Astronomers have reconstructed the global chemical composition of our galaxy to understand how it compares to other galaxies in the Universe. It turns out that it is not unique, but it is certainly unusual. This is something that alien astronomers would be able to pick up, and that we can use to understand the peculiar history of the assembly of our galaxy.
Hydrogen and helium have been in the universe since a few minutes after the Big Bang, but all the other elements (which astronomers call “the metals”) are created in stars and stellar processes. A galaxy's metallicity says a lot about it. And this new research provides the best look yet at the Milky Way's metallicity.
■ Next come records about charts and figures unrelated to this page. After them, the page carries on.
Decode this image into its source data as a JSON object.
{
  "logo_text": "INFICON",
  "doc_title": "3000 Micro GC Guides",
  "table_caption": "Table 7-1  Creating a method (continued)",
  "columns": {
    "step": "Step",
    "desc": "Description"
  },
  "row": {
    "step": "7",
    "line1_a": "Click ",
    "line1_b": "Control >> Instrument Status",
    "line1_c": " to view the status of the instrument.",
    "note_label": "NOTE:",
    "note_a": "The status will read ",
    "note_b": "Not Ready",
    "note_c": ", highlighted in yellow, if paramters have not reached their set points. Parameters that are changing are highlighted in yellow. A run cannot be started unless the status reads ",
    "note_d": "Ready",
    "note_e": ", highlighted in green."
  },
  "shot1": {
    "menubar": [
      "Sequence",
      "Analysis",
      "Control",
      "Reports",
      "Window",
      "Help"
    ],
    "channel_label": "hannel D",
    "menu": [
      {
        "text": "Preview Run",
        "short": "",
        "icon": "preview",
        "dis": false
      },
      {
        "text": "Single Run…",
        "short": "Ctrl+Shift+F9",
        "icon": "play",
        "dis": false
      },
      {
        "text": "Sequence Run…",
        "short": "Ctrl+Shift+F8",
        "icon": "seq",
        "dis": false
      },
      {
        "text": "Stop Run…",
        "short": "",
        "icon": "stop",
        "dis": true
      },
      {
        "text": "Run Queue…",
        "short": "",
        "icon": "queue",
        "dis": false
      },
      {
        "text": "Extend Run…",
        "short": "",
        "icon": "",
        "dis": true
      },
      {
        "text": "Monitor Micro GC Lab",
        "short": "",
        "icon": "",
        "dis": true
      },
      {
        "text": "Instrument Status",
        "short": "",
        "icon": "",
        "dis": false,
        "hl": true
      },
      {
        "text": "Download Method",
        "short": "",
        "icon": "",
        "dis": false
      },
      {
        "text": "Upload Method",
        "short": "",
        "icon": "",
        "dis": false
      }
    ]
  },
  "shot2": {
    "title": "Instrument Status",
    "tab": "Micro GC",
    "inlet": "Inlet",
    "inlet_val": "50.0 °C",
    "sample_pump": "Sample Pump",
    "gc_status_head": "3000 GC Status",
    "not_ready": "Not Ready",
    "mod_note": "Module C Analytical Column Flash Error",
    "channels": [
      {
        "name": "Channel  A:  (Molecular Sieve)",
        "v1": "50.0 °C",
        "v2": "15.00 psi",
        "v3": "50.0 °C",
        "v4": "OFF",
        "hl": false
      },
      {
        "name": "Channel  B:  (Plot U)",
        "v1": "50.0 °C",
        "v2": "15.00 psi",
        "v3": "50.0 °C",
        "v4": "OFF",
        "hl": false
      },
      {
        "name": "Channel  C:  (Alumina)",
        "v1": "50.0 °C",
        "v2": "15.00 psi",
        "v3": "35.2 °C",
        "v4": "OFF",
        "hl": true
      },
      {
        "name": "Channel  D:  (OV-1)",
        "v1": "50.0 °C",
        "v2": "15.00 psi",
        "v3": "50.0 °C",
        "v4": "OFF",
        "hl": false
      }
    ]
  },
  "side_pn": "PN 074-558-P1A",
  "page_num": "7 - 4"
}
“Finding ways to compare our home galaxy with more distant galaxies is what we need if we want to know whether the Milky Way is special or not. This has been an open question since astronomers realized a hundred years ago that the Milky Way is not the only galaxy in the universe,” lead author Jianhui Lian, from the Max Planck Institute for Astronomy and Yunnan University, said in a statement.
The metallicity increases from the center of the Milky Way to about 23,000 light-years out, plateauing for a bit to levels of metallicity similar to that of the Sun. The Sun is 26,000 light-years from the center. But then, the metallicity drops again, going down to about one-third of solar at a distance of 50,000 light-years at the edge of our galaxy.
Compared to surveys of other galaxies such as MaNGA or simulations of galaxies such as TNG50, our galaxy's high metallicity donut is peculiar. Only one percent of the surveyed galaxies and only 11 percent of the simulated ones are quite like our own. The discrepancy between the two numbers is due to uncertainties in the survey and the limitations of making realistic simulations of the universe.
The peculiarity of our galaxy at its core could be due to activity from the supermassive black hole, which might have pushed more metal-rich gas outwards, stopping the formation of younger, more metal-rich stars. And at its edge, a collision with a small galaxy lacking in metals could have brought more pristine material, creating a large population of metal-poor stars.
“The findings are very exciting! This is the first time that we can meaningfully compare the detailed chemical content of our galaxy with the measurements of many other galaxies,” co-author Maria Bergemann, also from the Max Planck Institute for Astronomy, explained.
“The results are important for the next generation of comprehensive studies of galaxy formation. Those studies will use data from upcoming large-scale observational programs targeting the Milky Way or targeting distant galaxies. Our research shows how to sensibly combine the two kinds of data set.”
The study is published in Nature Astronomy.